From the beginning, Germany pressed the USWNT defenders very high up on the pitch, and created a couple of turnovers that led to decent goal scoring chances. But mostly the Americans dealt with the pressure just fine, and its bigger effect was creating a somewhat ragged, open game from end to end. As the half wore on, the USWNT seized control.
Ostensibly the USWNT came out in a 4-4-1-1, with Alex Morgan up top and Carli Lloyd as a withdrawn forward. But in practice, they took more of a 4-3-3 shape, with Lloyd and either Megan Rapinoe or Tobin Heath joining up top. As they broke through the German press, it often seemed like the U.S. had numerous players running at the Germans, who were on their back heels. The scoring opportunities were coming from through balls, not crosses, and the game was only even at the half because Alex Morgan muffed a couple of finishes.
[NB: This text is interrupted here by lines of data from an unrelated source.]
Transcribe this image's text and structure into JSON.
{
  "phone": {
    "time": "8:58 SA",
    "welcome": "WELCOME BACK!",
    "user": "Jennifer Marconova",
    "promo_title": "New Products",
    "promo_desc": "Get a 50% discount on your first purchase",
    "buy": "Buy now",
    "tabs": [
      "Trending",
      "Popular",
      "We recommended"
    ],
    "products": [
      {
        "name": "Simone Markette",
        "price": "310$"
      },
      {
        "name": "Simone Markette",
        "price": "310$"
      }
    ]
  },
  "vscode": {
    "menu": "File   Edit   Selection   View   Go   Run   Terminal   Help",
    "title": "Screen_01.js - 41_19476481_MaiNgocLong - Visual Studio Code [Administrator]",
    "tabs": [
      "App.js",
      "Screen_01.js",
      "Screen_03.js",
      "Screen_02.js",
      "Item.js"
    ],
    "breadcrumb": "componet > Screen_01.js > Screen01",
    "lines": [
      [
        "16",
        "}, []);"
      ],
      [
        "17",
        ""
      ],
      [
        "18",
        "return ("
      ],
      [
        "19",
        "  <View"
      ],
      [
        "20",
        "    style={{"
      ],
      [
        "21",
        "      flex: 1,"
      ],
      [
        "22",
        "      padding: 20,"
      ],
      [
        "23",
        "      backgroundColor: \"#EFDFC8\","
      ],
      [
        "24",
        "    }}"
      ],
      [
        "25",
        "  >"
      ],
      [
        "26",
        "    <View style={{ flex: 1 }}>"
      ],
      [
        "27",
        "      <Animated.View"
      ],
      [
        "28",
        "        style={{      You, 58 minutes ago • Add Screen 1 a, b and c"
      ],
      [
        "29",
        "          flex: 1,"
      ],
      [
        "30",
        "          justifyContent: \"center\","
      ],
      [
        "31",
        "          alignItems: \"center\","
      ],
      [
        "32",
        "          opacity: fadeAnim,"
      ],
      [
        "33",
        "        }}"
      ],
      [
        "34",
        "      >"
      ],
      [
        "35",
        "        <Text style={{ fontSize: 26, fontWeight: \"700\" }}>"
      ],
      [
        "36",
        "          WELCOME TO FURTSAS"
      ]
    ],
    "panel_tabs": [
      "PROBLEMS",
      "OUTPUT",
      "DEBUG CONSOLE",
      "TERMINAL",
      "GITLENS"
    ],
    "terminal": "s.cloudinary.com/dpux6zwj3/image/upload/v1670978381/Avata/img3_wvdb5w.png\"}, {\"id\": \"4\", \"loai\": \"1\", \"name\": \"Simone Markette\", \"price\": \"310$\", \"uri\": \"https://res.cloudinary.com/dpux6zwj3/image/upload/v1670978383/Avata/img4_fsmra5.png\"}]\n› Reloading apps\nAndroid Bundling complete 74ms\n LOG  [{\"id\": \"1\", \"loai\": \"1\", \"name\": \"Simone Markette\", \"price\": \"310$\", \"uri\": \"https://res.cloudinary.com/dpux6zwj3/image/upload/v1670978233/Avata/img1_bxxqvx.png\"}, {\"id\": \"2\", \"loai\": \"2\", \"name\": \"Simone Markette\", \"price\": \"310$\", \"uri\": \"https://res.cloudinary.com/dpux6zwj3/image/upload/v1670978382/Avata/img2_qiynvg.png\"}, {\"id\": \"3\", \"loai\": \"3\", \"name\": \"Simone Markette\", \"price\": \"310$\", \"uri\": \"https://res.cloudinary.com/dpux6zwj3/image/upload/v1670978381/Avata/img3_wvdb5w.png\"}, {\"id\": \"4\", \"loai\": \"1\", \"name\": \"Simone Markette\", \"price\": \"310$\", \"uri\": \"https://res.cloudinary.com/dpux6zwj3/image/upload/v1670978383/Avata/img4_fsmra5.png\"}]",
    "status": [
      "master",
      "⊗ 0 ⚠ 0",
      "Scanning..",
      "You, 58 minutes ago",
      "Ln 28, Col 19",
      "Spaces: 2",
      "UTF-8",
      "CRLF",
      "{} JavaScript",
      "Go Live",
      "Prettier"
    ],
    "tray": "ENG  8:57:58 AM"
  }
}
The first 15 minutes of the second half were Germany’s best period in the game. Their attacking talent pressed forward, winning multiple corners and sending in a couple of dangerous crosses. But their best scoring opportunity came from good old fashioned hustle, after a horrendous U.S. mistake.
Defender Julie Johnston mistimed a ball bouncing on the Montreal turf, letting the charging Alexandra Popp in behind her. To prevent the wide open shot on goal, Johnston pulled Popp down, earning herself a yellow card (that really probably should have been a red for denying an obvious goal scoring opportunity) and giving Germany a penalty kick. But Célia Šašić missed and the U.S. caught a break. They probably didn’t need it, but they got another one.
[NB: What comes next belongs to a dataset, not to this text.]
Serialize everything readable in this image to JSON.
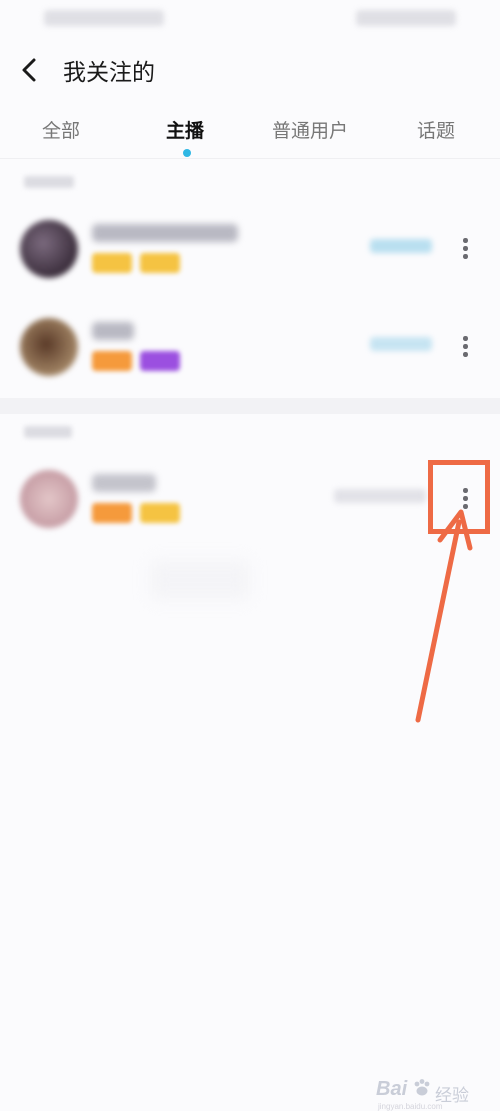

Just seven minutes later the roles were reversed, and it was Germany’s Annike Krahn earning a yellow card for pulling down America’s Alex Morgan. The difference was that Krahn got to Morgan just before she reached the box, but the referee made a bad call, giving the USWNT a penalty instead of a free kick on the edge of the box. Carli Lloyd, the best player on the night, didn’t miss:
For a few minutes it looked like the Germans might get an equalizer, but the introduction of Kelley O’Hara (for Tobin Heath) in the 75th minute gave the USWNT fresh legs, and almost immediately it took a last ditch slide tackle to deny her. Germany rolled the dice by bringing in Dzsenifer Marozsán in the 78th minute, but the fact that it took so long to play her said everything about her health. Marozsán is an absolute stud, a terrifying attacking midfielder, but she has been plagued by ankle troubles the entire World Cup, and was noticeably a step slow. With the rest of her teammates tiring around her, Germany really needed more energy.
Five minutes later, Lloyd and O’Hara linked up to seal the 2-0 victory:
After stretches of looking like the second best team in the games against Australia and China especially—and the semifinal was the fifth game of the tournament where the USWNT have been tied at the half—the Americans were clearly superior, and against the best team in the world to boot. Part of that was their vaunted fitness. As their opponents tire the USWNT don’t, and even if they do they have three or four fresh attacking players that are the envy of the rest of the world to bring in off of the bench. The German press nearly paid dividends in the first 10 minutes, but it also robbed them of stamina late.
For the second straight game Abby Wambach began on the bench, but for the first time the USWNT didn’t just try the same strategy, humping in cross after cross. Instead, they kept the ball on the carpet and attacked the German defense directly. While they didn’t deserve their penalty, it was created because Alex Morgan looked up, saw space in front of her, and made a marauding run at the goal. The second goal came from a good passing sequence, a nifty move, and a point blank shot.
The American backline is the best in the world, only conceding a single goal to Australia. Their weakness has been regressive offensive tactics. But if they have finally figured out how to get their ridiculously good individual offensive players into a system that actually works, they’re unstoppable.
In the final they’ll face the winner of tomorrow’s England-Japan match. Either way they will be the favorite—a much heavier favorite if it is England—to win their third World Cup.